The high loonie, large government incentives for automakers to build plants in the U.S. and Mexico, as well as favourable trade agreements between Mexico and countries in South America, Europe and Asia have all hurt Canada’s chances to win production, adds Anthony Faria, an automotive expert at the University of Windsor.
Automakers also like to build vehicles close to their customers in the U.S., which gives American plants another advantage, while taxes along with land, construction and utility costs are also higher in Canada, he said.
But one of the biggest drags on the country’s competitiveness is labour costs.
“There’s no way Canada could compete labour-cost wise with Mexico, that’s a non-starter,” said Faria.

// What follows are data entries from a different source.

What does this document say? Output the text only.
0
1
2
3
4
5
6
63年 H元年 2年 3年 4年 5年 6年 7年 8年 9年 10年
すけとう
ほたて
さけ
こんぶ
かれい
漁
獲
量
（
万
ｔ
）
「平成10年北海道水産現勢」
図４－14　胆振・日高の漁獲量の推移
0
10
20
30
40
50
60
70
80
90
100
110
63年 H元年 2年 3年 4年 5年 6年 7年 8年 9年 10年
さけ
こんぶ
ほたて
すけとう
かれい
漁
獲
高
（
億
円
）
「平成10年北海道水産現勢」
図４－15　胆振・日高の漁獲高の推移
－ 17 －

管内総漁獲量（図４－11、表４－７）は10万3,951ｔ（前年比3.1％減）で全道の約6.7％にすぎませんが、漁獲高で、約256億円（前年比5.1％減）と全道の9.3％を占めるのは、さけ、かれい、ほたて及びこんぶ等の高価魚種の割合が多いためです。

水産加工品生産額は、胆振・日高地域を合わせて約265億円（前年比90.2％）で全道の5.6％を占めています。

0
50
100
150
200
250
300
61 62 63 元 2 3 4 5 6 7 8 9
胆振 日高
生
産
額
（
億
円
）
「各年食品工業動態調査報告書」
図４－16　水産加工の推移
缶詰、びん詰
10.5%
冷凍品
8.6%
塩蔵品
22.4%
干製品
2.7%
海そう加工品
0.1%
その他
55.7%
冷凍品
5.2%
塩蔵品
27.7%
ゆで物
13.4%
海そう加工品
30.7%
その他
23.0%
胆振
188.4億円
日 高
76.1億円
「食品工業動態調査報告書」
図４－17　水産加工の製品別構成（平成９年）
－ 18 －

“But we need to be more competitive with labour costs in the U.S., because the U.S. is getting a lot of new automotive investment; Canada is not.”
It costs a unionized car company $35 an hour in direct cost to employ an auto worker in Canada, or about $67/hr with benefits — figures that amount to $28/hr and $56/hr for a Detroit Three plant in the U.S., Faria said.
The U.S. wage is one automakers perceive as more reasonable, he added, and they are showing it by investing in American plants.
The UAW pay scale includes a second-tier wage rate, which brings newer workers in at a lower rate, a move the Canadian Auto Workers union, now called Unifor, declined to do.
Unifor national president Jerry Dias said his union has no intention of competing on wages with Mexican autoworkers, who are “working for nickels and dimes” compared with his members.
“No industries in Canada or the U.S. can really compete with wages if it’s all about wages,” said Dias.
“If it’s about productivity, we are in really good shape.”
Labour costs in Canada are on par with that of the UAW in the United States, Dias said, adding that with the loonie slowly falling he is much less concerned about jobs than he was three years ago.
“As long as the products that we continue to make in Canada are selling and selling well, things are fine,” he said.
“If the products that we build start to drop, then we’re going to need a commitment on future product.”
Government support will also remain key to the auto sector, said TD’s Burleton, noting that investments like $700-million in joint funding for Ford’s Oakville plant announced last month provide a jolt of good news to the sector.
“The challenge that governments face is that there is a lot of competition for the amount of support they provide industries,” said Burleton.
“Every decision on what industry to support has to be justified by the perceived benefits, and when there’s limited fiscal dollars, it’s just a very competitive thing.”
Over the longer term, the future of manufacturing in Ontario, including the auto sector, will depend on whether the productive advantages in Canada more than offset the cost disadvantage, Burleton said.
“There is a future for manufacturing in Ontario, but realistically it’s going to be a lower level that we experienced traditionally.”